There's not much more to be said about Furman this issue. Wildman and Baskerville do some great work here - battle layouts are clean and followable and there are some lovely panels that help to enhance key points of the story. Likewise, John-Paul Bove's colors hit exactly the right mood for one of those selfsame points, and on this one page the art, writing, and color come together and make their point perfectly. A few pages later there's a minor issue derived from how optics are drawn and colored in the book. It's not major, and it doesn't hamper the drama noticeably. But it is just a little odd to my, er, eye.
Also, my compliments to Wildman and Baskerville for their cover art, because this is the first issue where I feel they had the strongest cover of the three. Guido Guidi's is solid but spoilery, and again he seems like he's closer to the Marvel G1 style than anybody at this point. Geoff Senior's cover is one of those occasional pieces where the blocky Transformer anatomy he specializes in doesn't flow as well as it might for me. Also on the coloring side I'd like to see Ultra Magnus' blue be a bit bluer so he stood out from the Zombicons a bit more. But really, unless you're a hardcore Senior or Guidi fan, the standard cover is a fine choice.

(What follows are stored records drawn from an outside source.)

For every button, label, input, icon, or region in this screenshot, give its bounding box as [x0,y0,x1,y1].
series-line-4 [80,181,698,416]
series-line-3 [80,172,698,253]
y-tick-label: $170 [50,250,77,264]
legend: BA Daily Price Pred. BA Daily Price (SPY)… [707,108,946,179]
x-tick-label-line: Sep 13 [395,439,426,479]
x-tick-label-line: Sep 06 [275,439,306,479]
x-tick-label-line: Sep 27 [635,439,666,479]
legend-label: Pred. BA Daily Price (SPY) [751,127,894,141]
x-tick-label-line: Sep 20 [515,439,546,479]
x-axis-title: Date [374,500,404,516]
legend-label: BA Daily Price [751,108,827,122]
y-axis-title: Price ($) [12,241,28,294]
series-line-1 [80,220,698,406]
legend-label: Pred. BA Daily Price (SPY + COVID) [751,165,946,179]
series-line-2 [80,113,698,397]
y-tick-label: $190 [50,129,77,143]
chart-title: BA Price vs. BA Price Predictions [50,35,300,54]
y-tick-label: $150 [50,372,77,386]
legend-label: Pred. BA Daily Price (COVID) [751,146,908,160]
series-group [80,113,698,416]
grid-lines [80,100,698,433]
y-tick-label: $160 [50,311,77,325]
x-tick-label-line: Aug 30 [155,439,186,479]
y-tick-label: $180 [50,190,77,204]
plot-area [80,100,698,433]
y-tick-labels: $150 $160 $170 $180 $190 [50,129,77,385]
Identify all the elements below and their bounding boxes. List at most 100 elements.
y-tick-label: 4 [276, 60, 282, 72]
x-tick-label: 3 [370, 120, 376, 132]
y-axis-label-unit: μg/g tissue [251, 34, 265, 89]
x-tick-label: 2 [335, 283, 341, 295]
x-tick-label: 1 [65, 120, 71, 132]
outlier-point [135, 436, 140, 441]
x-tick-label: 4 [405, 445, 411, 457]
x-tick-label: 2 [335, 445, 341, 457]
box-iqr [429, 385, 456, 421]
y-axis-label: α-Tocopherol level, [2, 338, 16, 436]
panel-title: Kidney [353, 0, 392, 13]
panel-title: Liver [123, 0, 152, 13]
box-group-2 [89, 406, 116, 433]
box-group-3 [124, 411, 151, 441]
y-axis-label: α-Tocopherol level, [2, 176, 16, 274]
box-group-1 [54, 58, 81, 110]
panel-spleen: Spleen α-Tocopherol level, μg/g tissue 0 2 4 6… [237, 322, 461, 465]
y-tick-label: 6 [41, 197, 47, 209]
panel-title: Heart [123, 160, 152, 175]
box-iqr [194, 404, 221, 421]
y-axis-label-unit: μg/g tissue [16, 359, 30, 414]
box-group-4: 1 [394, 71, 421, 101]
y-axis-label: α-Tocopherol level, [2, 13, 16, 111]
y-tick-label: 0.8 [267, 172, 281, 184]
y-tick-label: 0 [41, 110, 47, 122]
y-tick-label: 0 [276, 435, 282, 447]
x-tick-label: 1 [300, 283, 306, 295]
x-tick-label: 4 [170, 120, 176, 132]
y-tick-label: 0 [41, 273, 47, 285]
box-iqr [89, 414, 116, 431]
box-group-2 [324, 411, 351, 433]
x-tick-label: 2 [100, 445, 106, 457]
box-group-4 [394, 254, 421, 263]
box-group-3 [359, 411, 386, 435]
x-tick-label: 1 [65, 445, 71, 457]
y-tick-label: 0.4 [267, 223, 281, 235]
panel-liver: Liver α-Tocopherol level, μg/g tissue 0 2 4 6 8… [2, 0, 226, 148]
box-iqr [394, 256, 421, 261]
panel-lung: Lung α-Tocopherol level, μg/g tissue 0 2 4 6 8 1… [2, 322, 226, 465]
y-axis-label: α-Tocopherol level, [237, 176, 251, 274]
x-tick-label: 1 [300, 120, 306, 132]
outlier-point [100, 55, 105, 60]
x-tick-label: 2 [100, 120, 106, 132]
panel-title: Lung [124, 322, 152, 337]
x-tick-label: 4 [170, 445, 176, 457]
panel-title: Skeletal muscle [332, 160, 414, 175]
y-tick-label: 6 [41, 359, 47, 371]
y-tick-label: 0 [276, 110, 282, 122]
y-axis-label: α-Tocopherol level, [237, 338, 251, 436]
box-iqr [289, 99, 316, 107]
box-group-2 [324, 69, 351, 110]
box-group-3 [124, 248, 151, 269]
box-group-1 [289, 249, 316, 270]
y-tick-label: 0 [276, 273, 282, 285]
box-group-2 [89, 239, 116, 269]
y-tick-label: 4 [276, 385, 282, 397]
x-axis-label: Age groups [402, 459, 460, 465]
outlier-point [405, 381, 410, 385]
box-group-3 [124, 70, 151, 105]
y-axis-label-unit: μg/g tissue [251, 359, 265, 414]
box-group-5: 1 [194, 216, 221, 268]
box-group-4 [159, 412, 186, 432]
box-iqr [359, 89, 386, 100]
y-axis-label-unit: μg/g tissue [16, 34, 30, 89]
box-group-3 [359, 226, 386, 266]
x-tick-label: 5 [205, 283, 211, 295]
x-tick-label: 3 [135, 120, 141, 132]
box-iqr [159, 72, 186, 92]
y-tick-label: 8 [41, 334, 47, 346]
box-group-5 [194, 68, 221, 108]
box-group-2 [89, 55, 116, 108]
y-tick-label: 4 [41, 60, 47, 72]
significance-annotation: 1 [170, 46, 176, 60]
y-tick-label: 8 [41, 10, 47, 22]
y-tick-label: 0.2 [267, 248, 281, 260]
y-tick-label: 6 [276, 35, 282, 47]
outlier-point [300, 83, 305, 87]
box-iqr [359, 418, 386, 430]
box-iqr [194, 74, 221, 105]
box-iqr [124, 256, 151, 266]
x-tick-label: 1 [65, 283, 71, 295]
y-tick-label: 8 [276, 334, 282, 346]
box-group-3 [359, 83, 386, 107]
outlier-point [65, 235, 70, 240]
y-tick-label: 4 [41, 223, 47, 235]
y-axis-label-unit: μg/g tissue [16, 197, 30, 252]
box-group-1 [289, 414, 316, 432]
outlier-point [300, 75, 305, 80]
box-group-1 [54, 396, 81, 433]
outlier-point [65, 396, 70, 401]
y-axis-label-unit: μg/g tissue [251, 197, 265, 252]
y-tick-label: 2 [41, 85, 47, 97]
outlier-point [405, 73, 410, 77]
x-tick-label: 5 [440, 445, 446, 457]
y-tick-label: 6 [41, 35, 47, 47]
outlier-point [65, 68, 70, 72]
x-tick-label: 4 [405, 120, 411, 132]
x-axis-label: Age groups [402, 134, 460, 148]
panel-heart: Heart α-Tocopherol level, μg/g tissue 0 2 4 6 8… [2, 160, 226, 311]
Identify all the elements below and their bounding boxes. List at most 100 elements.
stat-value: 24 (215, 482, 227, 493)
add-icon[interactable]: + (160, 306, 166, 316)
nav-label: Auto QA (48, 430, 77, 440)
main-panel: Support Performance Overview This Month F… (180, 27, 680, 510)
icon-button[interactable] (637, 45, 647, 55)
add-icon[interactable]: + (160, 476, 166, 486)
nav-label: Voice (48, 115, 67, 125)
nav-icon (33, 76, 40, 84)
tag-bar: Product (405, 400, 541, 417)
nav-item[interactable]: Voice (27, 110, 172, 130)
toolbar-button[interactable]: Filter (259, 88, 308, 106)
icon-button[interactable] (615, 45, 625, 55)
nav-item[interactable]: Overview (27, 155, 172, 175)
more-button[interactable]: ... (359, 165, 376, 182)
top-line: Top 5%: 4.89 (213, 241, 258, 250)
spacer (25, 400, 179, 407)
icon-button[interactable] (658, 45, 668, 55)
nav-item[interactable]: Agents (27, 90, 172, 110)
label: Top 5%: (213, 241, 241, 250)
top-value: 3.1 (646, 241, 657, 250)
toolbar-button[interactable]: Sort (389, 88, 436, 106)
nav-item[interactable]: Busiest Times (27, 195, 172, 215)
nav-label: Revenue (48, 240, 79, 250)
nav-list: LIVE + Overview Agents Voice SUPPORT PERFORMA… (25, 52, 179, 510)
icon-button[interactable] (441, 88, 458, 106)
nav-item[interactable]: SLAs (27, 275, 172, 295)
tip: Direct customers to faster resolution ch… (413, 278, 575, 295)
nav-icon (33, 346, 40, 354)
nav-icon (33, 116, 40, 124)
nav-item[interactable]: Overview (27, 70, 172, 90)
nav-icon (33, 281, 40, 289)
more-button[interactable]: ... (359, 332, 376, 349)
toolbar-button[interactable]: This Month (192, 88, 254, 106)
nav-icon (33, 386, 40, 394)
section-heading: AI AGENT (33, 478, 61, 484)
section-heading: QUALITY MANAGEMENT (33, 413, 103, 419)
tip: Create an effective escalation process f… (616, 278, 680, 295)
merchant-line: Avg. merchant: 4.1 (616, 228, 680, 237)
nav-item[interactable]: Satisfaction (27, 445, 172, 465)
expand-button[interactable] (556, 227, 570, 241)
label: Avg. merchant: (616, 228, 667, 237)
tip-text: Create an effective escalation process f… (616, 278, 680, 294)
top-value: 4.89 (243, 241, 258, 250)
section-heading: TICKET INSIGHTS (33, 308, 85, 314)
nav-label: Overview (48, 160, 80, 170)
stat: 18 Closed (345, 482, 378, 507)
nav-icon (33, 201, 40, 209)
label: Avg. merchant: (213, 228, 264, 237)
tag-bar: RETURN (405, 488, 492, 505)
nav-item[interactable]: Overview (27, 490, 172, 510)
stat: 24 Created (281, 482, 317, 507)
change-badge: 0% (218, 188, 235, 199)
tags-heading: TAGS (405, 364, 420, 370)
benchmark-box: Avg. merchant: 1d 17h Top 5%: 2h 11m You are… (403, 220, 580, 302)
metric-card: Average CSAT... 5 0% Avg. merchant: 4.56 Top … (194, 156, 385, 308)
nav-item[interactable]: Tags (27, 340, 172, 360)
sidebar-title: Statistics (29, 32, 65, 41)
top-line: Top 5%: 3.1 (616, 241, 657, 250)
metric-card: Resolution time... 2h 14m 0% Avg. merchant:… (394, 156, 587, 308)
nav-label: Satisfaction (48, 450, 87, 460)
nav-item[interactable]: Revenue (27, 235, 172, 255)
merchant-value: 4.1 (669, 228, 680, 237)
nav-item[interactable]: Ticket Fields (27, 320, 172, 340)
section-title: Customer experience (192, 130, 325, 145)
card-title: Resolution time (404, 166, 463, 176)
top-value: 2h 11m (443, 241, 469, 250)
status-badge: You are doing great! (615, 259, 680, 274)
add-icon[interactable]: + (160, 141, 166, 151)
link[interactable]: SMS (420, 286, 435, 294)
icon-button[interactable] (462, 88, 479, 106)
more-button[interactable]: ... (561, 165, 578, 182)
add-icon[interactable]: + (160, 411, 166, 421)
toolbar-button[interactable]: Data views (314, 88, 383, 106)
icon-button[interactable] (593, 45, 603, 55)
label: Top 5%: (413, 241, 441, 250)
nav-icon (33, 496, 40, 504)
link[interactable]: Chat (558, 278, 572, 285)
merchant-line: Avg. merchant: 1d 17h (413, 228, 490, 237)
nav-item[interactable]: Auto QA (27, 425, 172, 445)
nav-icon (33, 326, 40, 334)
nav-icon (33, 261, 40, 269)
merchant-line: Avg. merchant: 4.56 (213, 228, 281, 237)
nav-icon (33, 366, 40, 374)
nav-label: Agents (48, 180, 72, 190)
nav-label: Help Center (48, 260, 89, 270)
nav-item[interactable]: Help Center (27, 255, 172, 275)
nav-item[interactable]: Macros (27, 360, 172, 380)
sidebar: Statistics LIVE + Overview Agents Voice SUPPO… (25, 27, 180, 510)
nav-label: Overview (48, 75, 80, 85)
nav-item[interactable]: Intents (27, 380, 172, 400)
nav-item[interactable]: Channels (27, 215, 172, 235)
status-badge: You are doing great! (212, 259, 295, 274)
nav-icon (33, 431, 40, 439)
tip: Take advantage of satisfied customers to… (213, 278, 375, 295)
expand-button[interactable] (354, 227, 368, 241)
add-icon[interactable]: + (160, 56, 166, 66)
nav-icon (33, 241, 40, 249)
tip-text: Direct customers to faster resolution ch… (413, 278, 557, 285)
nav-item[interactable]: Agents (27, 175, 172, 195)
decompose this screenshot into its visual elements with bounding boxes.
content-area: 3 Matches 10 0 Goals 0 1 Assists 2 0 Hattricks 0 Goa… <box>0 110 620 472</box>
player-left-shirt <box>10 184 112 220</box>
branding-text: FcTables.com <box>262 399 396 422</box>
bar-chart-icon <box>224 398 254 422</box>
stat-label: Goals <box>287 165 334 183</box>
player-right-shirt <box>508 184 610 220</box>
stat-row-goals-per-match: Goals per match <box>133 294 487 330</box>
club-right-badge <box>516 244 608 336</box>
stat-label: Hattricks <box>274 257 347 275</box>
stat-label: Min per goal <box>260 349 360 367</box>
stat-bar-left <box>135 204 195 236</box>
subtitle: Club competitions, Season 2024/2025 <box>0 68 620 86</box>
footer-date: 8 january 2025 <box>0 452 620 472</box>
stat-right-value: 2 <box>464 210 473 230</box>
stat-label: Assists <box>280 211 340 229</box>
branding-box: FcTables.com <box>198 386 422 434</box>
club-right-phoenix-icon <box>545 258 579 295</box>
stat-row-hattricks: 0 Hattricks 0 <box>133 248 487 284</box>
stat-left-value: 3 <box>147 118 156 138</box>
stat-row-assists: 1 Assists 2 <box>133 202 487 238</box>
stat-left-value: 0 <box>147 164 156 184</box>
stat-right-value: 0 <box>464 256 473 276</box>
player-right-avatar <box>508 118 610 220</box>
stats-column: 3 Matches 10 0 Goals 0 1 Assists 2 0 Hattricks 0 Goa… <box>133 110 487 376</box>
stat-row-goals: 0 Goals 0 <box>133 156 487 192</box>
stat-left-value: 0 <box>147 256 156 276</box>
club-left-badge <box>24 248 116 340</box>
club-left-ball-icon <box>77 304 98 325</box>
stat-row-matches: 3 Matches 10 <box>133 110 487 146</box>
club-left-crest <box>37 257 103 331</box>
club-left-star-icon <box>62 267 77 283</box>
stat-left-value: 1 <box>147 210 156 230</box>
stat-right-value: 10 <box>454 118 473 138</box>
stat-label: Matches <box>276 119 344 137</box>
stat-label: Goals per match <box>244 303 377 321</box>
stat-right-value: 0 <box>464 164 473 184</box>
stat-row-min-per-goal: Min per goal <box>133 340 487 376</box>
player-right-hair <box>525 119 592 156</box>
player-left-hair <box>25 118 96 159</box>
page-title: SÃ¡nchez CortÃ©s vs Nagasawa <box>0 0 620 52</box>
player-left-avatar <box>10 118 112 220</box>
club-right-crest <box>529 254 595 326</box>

If you were hoping for a story that wrapped up every outstanding plot point (as I was in all honesty), you might be a little disappointed by ReGeneration One #85 at first. But it does conclude the major conflicts of the Earth story arc (as well as the conflict between Megatron and Optimus Prime) and give you a slightly better look at where the book may be headed, and why. And I like what I see of that direction.